De: António Alves - "Gato escondido com o rabo de fora"
O governo, através do chamado “Documento Verde da Reforma da Administração Local”, pretende levar a cabo um conjunto de reformas que na prática se resumem à eliminação economicista de Freguesias, à imposição de executivos monocolores nas Câmaras (acabando com a governação colegial), à atribuição de mais poderes às Câmaras Municipais e às ineficientes Comunidades Intermunicipais (filhas dilectas do actual ministro Miguel Relvas) que mais não são que uma tentativa encapotada de evitar a Regionalização Administrativa do Território.
A justificação económica (poupança) cai pela base à mais leve análise. As juntas de freguesia têm um custo irrisório no conjunto da despesa do Estado: o poder local é responsável por apenas cerca de 8% da despesa pública – uma das percentagens mais baixas da Europa – e por 12% da dívida pública. O descalabro das contas públicas portuguesas está no Estado Central e não nas Autarquias. Isto obviamente não invalida que todo o dinheiro público deva ser gerido parcimoniosamente e que o desperdício e os abusos (empresas municipais, por exemplo) devam ser erradicados.
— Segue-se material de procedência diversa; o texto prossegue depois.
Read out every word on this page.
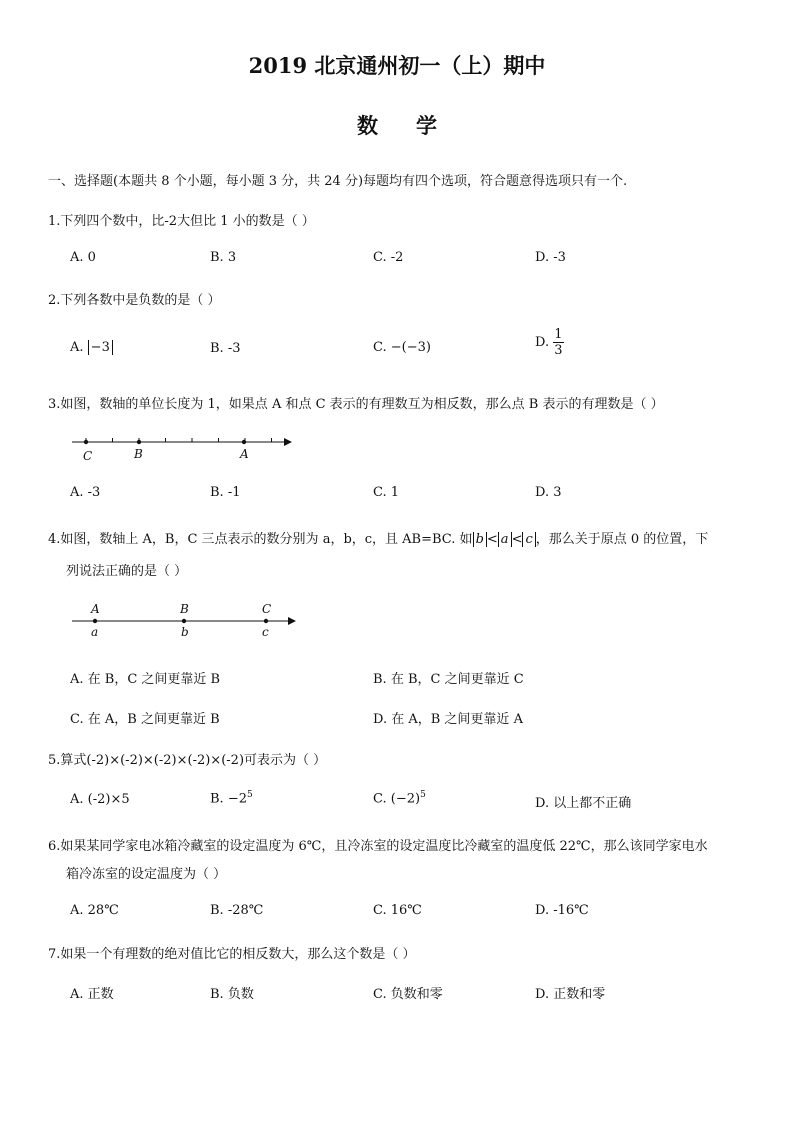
2019 北京通州初一（上）期中
数学
一、选择题(本题共 8 个小题，每小题 3 分，共 24 分)每题均有四个选项，符合题意得选项只有一个.
1.下列四个数中，比-2大但比 1 小的数是（ ）
A. 0	B. 3	C. -2	D. -3
2.下列各数中是负数的是（ ）
A. −3	B. -3	C. −(−3)	D. $\frac{1}{3}$
3.如图，数轴的单位长度为 1，如果点 A 和点 C 表示的有理数互为相反数，那么点 B 表示的有理数是（ ）
C	B	A
A. -3	B. -1	C. 1	D. 3
4.如图，数轴上 A，B，C 三点表示的数分别为 a，b，c，且 AB=BC. 如 b < a < c ，那么关于原点 0 的位置，下
列说法正确的是（ ）
A	B	C
a	b	c
A. 在 B，C 之间更靠近 B	B. 在 B，C 之间更靠近 C
C. 在 A，B 之间更靠近 B	D. 在 A，B 之间更靠近 A
5.算式(-2)×(-2)×(-2)×(-2)×(-2)可表示为（ ）
A. (-2)×5	B. $-2^5$	C. $(-2)^5$
D. 以上都不正确
6.如果某同学家电冰箱冷藏室的设定温度为 6℃，且冷冻室的设定温度比冷藏室的温度低 22℃，那么该同学家电水
箱冷冻室的设定温度为（ ）
A. 28℃	B. -28℃	C. 16℃	D. -16℃
7.如果一个有理数的绝对值比它的相反数大，那么这个数是（ ）
A. 正数	B. 负数	C. 负数和零	D. 正数和零
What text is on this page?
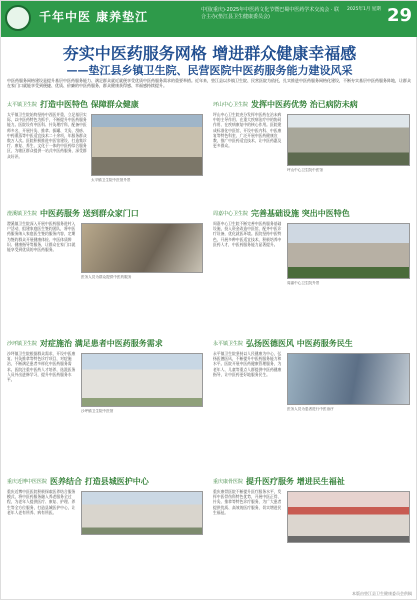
千年中医 康养垫江	中国(重庆)·2025年中医药文化节暨巴蜀中医药学术交流会 · 联合主办(垫江县卫生健康委员会)
2025年1月 星期 29
夯实中医药服务网格 增进群众健康幸福感
——垫江县乡镇卫生院、民营医院中医药服务能力建设风采
中医药服务网格建设是提升基层中医药服务能力、满足群众就近就便享受优质中医药服务需求的重要举措。近年来，垫江县以乡镇卫生院、民营医院为依托，扎实推进中医药服务网格化建设，不断夯实基层中医药服务阵地，让群众在家门口就能享受到便捷、优质、价廉的中医药服务，群众健康获得感、幸福感持续提升。
太平镇卫生院 打造中医特色 保障群众健康
太平镇卫生院始终坚持中西医并重，立足基层实际，以中医药特色为抓手，不断提升中医药服务能力。医院设有中医科、针灸理疗科，配备中医师多名，开展针灸、推拿、拔罐、艾灸、刮痧、中药熏蒸等中医适宜技术二十余项，年服务群众数万人次。医院积极推进中医馆建设，打造集诊疗、康复、养生、文化于一体的中医药综合服务区，为辖区群众提供一站式中医药服务，深受群众好评。
太平镇卫生院中医馆外景
坪山中心卫生院 发挥中医药优势 治已病防未病
坪山中心卫生院充分发挥中医药在治未病中的主导作用、在重大疾病治疗中的协同作用、在疾病康复中的核心作用。医院建成标准化中医馆，开设中医内科、中医康复等特色科室，广泛开展中医药健康宣教，推广中医药适宜技术，让中医药惠及更多群众。
坪山中心卫生院中医馆
澄溪镇卫生院 中医药服务 送到群众家门口
澄溪镇卫生院深入开展中医药服务进村入户活动，组建家庭医生签约团队，将中医药服务纳入家庭医生签约服务内容，定期为签约群众开展健康体检、中医体质辨识、健康指导等服务，让群众在家门口就能享受到优质的中医药服务。
医务人员为群众提供中医药服务
周嘉中心卫生院 完善基础设施 突出中医特色
周嘉中心卫生院不断完善中医药服务基础设施，投入资金改造中医馆，配齐中医诊疗设备，优化就医环境。医院坚持中医特色，开展多种中医适宜技术，积极培养中医药人才，中医药服务能力显著提升。
周嘉中心卫生院外景
沙坪镇卫生院 对症施治 满足患者中医药服务需求
沙坪镇卫生院根据群众需求，开设中医康复、针灸推拿等特色诊疗项目，对症施治，不断满足患者多样化中医药服务需求。医院注重中医药人才培养，选派医务人员外出进修学习，提升中医药服务水平。
沙坪镇卫生院中医馆
永平镇卫生院 弘扬医德医风 中医药服务民生
永平镇卫生院坚持以人民健康为中心，弘扬医德医风，不断提升中医药服务能力和水平。医院开展中医药健康管理服务，为老年人、儿童等重点人群提供中医药健康指导，让中医药更好地服务民生。
医务人员为患者进行中医治疗
重庆近博中医医院 医养结合 打造县城医护中心
重庆近博中医医院积极探索医养结合服务模式，将中医药服务融入养老服务全过程，为老年人提供医疗、康复、护理、养生等全方位服务，打造县城医护中心，让老年人老有所养、病有所医。
重庆康骨医院 提升医疗服务 增进民生福祉
重庆康骨医院不断提升医疗服务水平，发挥中医骨伤科特色优势，开展中医正骨、针灸、推拿等特色诊疗服务，为广大患者提供优质、高效的医疗服务，切实增进民生福祉。
本版由垫江县卫生健康委员会供稿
As Câmaras Municipais e as Comunidades Intermunicipais (um órgão não eleito ao qual carece legitimidade democrática para tomar decisões que impliquem com a vida das pessoas) não devem acumular mais poder. As Autarquias são órgãos de poder local e não regional. A solução é cumprir a Constituição da República e instituir a Regionalização Administrativa do território. Instituir governos regionais eleitos democraticamente com legitimidade e meios para coordenarem as autarquias locais e implementarem políticas de desenvolvimento regional. O Estado central será assim ser liberto para aquelas que são as suas funções primordiais: representação, defesa, segurança, justiça, segurança social e governo macroeconómico.
O governo colegial das autarquias, contendo no executivo a própria oposição, não tem sido factor de bloqueio a uma boa governação, antes pelo contrário. Nem esse facto tem sido impeditivo de governos autárquicos fortes e personalizados - o caso da cidade do Porto é um exemplo paradigmático. Os concelhos portugueses, com a excepção de meia dúzia, não possuem massa crítica eleitoral e social para arriscarem governos de pura maioria parlamentar. Atribuir um poder desmesurado a um só partido ou pessoa, tornará as Câmaras Municipais ainda mais permeáveis ao caciquismo autoritário. Esta é uma forma manhosa, a coberto da retórica democrática, de ampliar o feudalismo municipal. Estratégia que serve perfeitamente a manutenção do absurdo sistema centralista que nos desgoverna. O Suserano em Lisboa, magnânimo com os seus vassalos, e os 308 todo-poderosos condes e duques espalhados pelo território governando, sem visão de conjunto regional e nacional, os seus pequenos Coutos. Dividir para reinar.
Embora nos grandes centros urbanos a discussão sobre as funções e o número de freguesias se justifique, no mundo rural e no interior este órgão de base do edifício administrativo português alcança uma dimensão simbólica e utilidade de modo nenhum negligenciáveis. A sua discussão não pode ficar pela mera intenção de reduzir e agregar cegamente. A presença das freguesias no interior rural e despovoado, além de funcionar como vector de transmissão de algum, escasso, dinheiro aos sítios mais recônditos e esquecidos pelo centro, é, ainda, o último elo de ligação ao Estado daquelas populações esquecidas. Exercem uma insubstituível e inestimável função de soberania territorial. As Juntas de Freguesia, em muitas povoações do interior, são as únicas instituições onde ainda é possível ver uma bandeira portuguesa desfraldada ao vento. Isto num país que por uma deliberada ausência de políticas de povoamento e pelo abandono sistemático da Agricultura tem vindo a ver as suas fronteiras produtivas reduzidas a uma estreita faixa litoral. Este é um problema grave que aumenta, e muito, o nosso hiato do PIB. Isto é, a diferença entre aquilo que o país poderia produzir, se todos os seus recursos fossem bem aproveitados, e aquilo que na realidade produz.
Esta reforma é inconstitucional porque vai contra o espírito da lei fundamental. Muito mais importante que a forma da lei plasmada nos códigos é o espírito dessa lei. E esse, apesar da recentemente introduzida obrigação do referendo, determina que a Regionalização deve ser levada a cabo. Atentar contra isso, à socapa, é contrário ao espírito da lei fundamental.
Esta pseudo reforma é gato escondido com rabo de fora. O rabo é a tentativa não assumida de inviabilizar o processo de Regionalização para sempre.